L’accès aux semences, aux machines, à la terre fertile dépend étroitement de ces réseaux politiciens organisés en chaîne de décisions et tapis au cœur de l’administration tiennent l’agriculture sénégalaise en otage, en aval et en amont des filières de production. Une véritable mafia agraire, politique et bureaucratique a pris le temps de se constituer, de mettre en place ses réseaux, ses ramifications et ses connections. La gangrène !
L’emprise de cette mafia agraire sur les filières agricoles, la distribution des semences, la commercialisation, l’accès à la terre et aux machines modernes devient tentaculaire. Un vrai empire que ces groupes de pression qui contrôlent ainsi  toute la chaîne des valeurs marchandes de l’agriculture. Certains acteurs politiques ont très tôt compris les enjeux politiques du contrôle de l’agriculture, des semences et des outils de production. Ils sont devenus des cultivateurs du dimanche sous des formes multiples.
Ils accèdent plus facilement que les producteurs aux intrants agricoles, aux machines et aux sources de financement du développement rural.
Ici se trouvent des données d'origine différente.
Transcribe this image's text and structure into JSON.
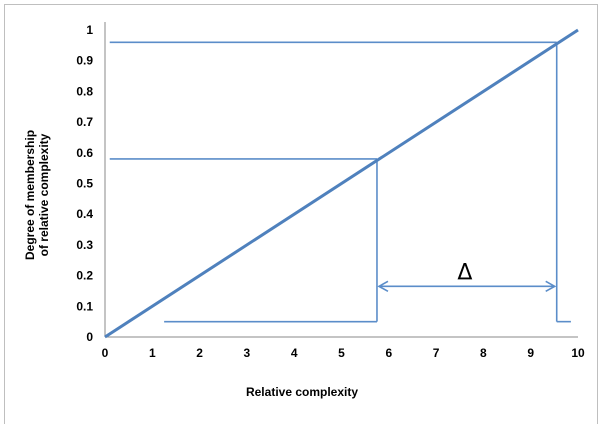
{
  "chart_data": {
    "type": "line",
    "xlabel": "Relative complexity",
    "ylabel_lines": [
      "Degree of membership",
      "of relative complexity"
    ],
    "xlim": [
      0,
      10
    ],
    "ylim": [
      0,
      1
    ],
    "x_ticks": [
      "0",
      "1",
      "2",
      "3",
      "4",
      "5",
      "6",
      "7",
      "8",
      "9",
      "10"
    ],
    "y_ticks": [
      "0",
      "0.1",
      "0.2",
      "0.3",
      "0.4",
      "0.5",
      "0.6",
      "0.7",
      "0.8",
      "0.9",
      "1"
    ],
    "grid": false,
    "series": [
      {
        "x": [
          0,
          10
        ],
        "y": [
          0,
          1
        ],
        "color": "#4f81bd"
      }
    ],
    "reference_lines": [
      {
        "x": [
          0.1,
          9.55
        ],
        "y": [
          0.96,
          0.96
        ]
      },
      {
        "x": [
          9.55,
          9.55
        ],
        "y": [
          0.96,
          0.05
        ]
      },
      {
        "x": [
          9.55,
          9.85
        ],
        "y": [
          0.05,
          0.05
        ]
      },
      {
        "x": [
          0.1,
          5.75
        ],
        "y": [
          0.58,
          0.58
        ]
      },
      {
        "x": [
          5.75,
          5.75
        ],
        "y": [
          0.58,
          0.05
        ]
      },
      {
        "x": [
          1.25,
          5.75
        ],
        "y": [
          0.05,
          0.05
        ]
      }
    ],
    "interval": {
      "x_start": 5.75,
      "x_end": 9.55,
      "y": 0.165,
      "label": "Δ"
    },
    "line_color": "#4f81bd",
    "ref_color": "#5b8dc9"
  }
}
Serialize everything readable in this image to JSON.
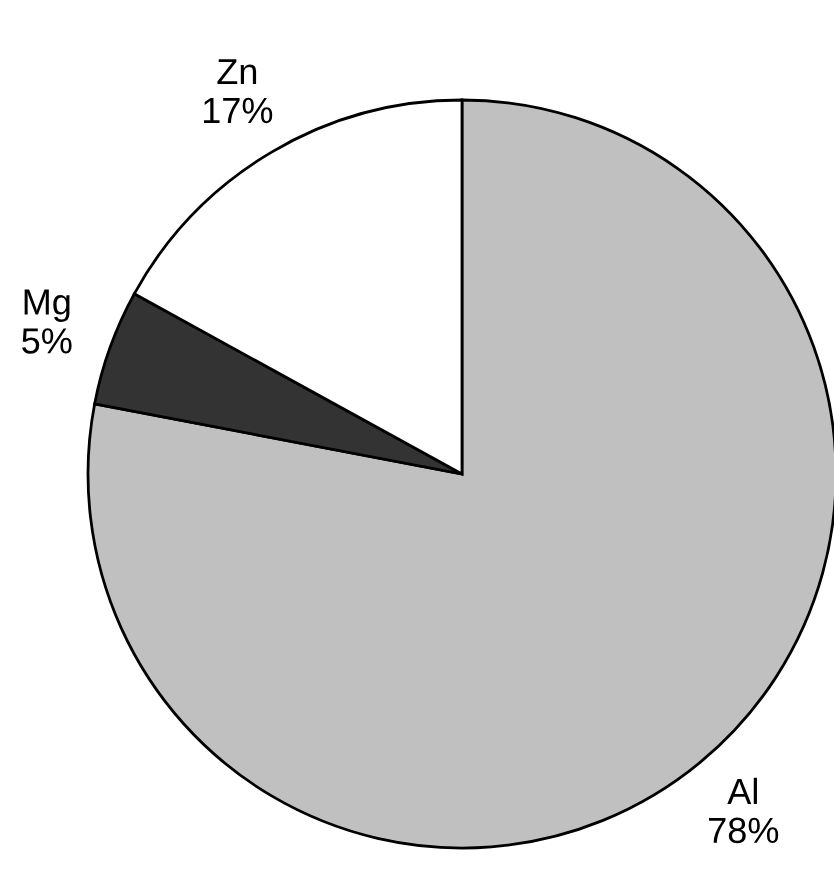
{
  "chart_data": {
    "type": "pie",
    "categories": [
      "Al",
      "Mg",
      "Zn"
    ],
    "values": [
      78,
      5,
      17
    ],
    "colors": [
      "#c0c0c0",
      "#333333",
      "#ffffff"
    ],
    "value_labels": [
      "78%",
      "5%",
      "17%"
    ]
  }
}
Certains bénéficient naturellement de la complicité de cadres et de décideurs politiques placés au sommet de l’État. Ce sont ces acteurs qui installent et nourrissent les réseaux de la mafia de l’agriculture sénégalaise.
Cette mainmise des acteurs politiciens et leurs complices à l’échelle de la distribution, de l’accès au financement et aux outils de production, explique pourquoi le malaise paysan, si récurrent, trouvera difficilement des solutions durables à la hauteur des espérances du monde rural et des producteurs. Ces derniers demeurent les victimes éternelles de cette mafia dictant sa loi implacable dans tous les compartiments et les secteurs les plus rentables de l’agriculture.
Le monde paysan devrait se rendre à l’évidence. Son sort dépend désormais de ses capacités à refuser de se soumettre à la logique de marginalisation des producteurs et de s’opposer à l’exploitation des travailleurs de la terre par cette mafia et ses alliés. Les multinationales risquent d’ailleurs de transformer les producteurs en des ouvriers agricoles. Le monde rural a aujourd’hui suffisamment de ressources humaines qualifiées et d’expériences négatives de l’impact des influences politiciennes nationales et internationales, pour se prendre en charge. La dénonciation des détournements d’objectifs à des fins clientélistes, ne suffira guère, pour sortir les producteurs de ce cercle entretenu par la logique d’une élite administrative, politique et économique et sa clientèle.
C’est au monde des producteurs et ceux qui vivent réellement de la terre et de leurs labeurs, de défendre avant tout, ses intérêts et ceux de l’agriculture du Sénégal.